The demand for safe parking spaces, everyone agrees, has escalated sharply in response to COVID. Of the 1,900 documented homeless people living throughout Santa Barbara County, fully one-third are believed to be residing in vehicles. The real number is no doubt considerably higher.

“You know there are a lot more people out there than people can even imagine,” said 1st District Supervisor Das Williams, who succeeded Carbajal as county supervisor. “There are lots of people out there — hundreds if not thousands — who are invisible living in their vehicles. They’re invisible; they’re trying to be invisible.” Many, he added, had jobs and “looked for all purposes like normal members of the housed community.” The answer, he said, is obvious. “We need to become YIMBYs, Yes in My Backyards.”
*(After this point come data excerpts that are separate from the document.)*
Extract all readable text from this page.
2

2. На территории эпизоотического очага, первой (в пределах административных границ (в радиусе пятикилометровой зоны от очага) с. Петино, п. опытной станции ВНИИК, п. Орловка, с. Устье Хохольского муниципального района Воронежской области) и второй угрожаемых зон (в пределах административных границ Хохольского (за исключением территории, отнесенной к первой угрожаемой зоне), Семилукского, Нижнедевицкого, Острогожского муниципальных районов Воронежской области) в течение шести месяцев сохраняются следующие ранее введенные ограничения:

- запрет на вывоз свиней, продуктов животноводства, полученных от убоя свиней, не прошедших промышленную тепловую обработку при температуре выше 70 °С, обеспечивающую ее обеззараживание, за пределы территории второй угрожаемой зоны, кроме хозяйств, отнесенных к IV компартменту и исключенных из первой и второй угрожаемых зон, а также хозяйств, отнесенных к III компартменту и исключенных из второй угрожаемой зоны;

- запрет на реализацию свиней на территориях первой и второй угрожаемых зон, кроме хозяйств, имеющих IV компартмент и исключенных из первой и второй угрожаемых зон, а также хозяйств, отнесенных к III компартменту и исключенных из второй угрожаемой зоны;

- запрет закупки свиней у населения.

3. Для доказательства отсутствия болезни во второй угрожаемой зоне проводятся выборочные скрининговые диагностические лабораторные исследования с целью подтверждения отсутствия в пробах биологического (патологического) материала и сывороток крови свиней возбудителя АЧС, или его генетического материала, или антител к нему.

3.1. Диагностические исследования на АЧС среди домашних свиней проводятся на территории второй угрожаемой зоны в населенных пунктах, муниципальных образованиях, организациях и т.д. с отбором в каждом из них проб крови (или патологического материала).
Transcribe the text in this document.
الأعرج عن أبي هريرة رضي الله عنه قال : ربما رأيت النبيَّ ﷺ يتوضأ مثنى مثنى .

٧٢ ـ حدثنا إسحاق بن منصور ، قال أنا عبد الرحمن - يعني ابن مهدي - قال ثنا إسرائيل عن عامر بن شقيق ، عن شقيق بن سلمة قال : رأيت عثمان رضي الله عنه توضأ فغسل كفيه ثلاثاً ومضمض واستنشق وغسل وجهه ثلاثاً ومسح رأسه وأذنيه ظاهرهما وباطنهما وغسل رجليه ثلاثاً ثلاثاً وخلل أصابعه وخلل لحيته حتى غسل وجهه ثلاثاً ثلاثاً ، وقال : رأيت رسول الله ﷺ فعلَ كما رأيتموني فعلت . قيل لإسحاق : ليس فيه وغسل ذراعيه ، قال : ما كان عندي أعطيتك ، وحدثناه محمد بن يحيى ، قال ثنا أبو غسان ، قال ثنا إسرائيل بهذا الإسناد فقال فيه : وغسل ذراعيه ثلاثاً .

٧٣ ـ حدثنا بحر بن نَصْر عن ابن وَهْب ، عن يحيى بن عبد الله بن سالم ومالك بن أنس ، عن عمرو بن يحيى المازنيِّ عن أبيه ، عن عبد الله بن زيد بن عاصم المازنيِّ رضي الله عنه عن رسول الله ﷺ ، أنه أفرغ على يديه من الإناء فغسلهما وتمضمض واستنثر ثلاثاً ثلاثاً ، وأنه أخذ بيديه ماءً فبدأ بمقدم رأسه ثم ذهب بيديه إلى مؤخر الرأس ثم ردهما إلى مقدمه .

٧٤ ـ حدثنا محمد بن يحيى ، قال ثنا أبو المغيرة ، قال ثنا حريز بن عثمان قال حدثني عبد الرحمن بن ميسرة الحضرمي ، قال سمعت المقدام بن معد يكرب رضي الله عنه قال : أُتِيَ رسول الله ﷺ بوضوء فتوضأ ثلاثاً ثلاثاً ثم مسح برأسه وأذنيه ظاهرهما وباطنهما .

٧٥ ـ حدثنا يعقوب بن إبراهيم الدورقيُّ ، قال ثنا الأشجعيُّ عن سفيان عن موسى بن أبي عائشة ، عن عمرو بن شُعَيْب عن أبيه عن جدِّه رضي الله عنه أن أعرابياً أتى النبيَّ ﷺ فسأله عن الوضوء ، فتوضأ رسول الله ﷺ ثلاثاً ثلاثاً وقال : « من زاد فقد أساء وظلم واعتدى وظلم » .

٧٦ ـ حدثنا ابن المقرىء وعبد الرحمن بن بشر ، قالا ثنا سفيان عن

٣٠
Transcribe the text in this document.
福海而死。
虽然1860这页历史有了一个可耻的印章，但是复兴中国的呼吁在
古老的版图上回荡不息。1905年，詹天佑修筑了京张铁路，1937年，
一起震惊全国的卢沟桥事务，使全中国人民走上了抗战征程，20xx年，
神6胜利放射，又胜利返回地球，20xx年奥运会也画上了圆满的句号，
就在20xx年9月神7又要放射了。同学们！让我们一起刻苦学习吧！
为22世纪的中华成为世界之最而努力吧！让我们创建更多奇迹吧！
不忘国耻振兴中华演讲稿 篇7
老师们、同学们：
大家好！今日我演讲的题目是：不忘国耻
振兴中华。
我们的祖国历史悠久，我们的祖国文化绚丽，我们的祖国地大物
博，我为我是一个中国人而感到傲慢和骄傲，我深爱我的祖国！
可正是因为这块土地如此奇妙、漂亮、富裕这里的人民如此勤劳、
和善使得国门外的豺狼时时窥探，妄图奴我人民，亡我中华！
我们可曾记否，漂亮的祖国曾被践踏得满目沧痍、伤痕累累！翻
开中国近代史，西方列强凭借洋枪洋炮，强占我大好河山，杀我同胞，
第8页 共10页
At last week’s Santa Barbara City Council meeting, it was stated that four 91-year-olds were living in their cars. In the last 900 months, New Beginnings executive director Kristine Schwarz estimated Safe Parking served 300 people and housed 70. Supervisor Williams stated that in the past year, the program served 600. The program shields participants from the fear of violence and police intrusion. Residents, Schwarz said, can “get a good night’s sleep.” Most of the residents are advancing in age; 80 percent are older than 55. The fastest growth is taking place with people over 65. People in their eighties and nineties are not uncommon.

By most reckonings, the Santa Barbara program has been a great success. The number of complaints has been negligible, and a host of other communities have looked to Safe Parking as a model for programs of their own. Schwarz said she’s been contacted by 65 other communities from a dozen states and two countries. More than 135 copies of Safe Parking’s how-to manual have been mailed out, 30 to other municipal entities.

“We’re a success,” declared Carbajal. “I don’t know how much more perfect a look it can get.”

For all the accolades — including a glowing write-up in Rolling Stone magazine — Schwarz has found her way blocked. Getting new parking lots into the program, she said, is very difficult. Neighborhood opposition is fierce. Big, obvious lots, like the one owned by Sears, are tangled up by complex ownership structures. The Earl Warren Fairgrounds are more logistically complicated than they might seem at first blush. And she’s gotten nowhere trying to negotiate deals with any of the many California state government agencies that own lots throughout the county.

The good news, she said, is that Safe Parking has negotiated deals with the cities of Lompoc and Carpinteria to open new lots there. But even those, she said, have proved logistically complex.

Schwarz said she’s been lobbying Congress for years to introduce such a bill. Carbajal waited until the timing was right. There would have been no point, she said, with Donald Trump still in the White House. With Joe Biden now president, she said, Carbajal’s bill stands a good chance of passage.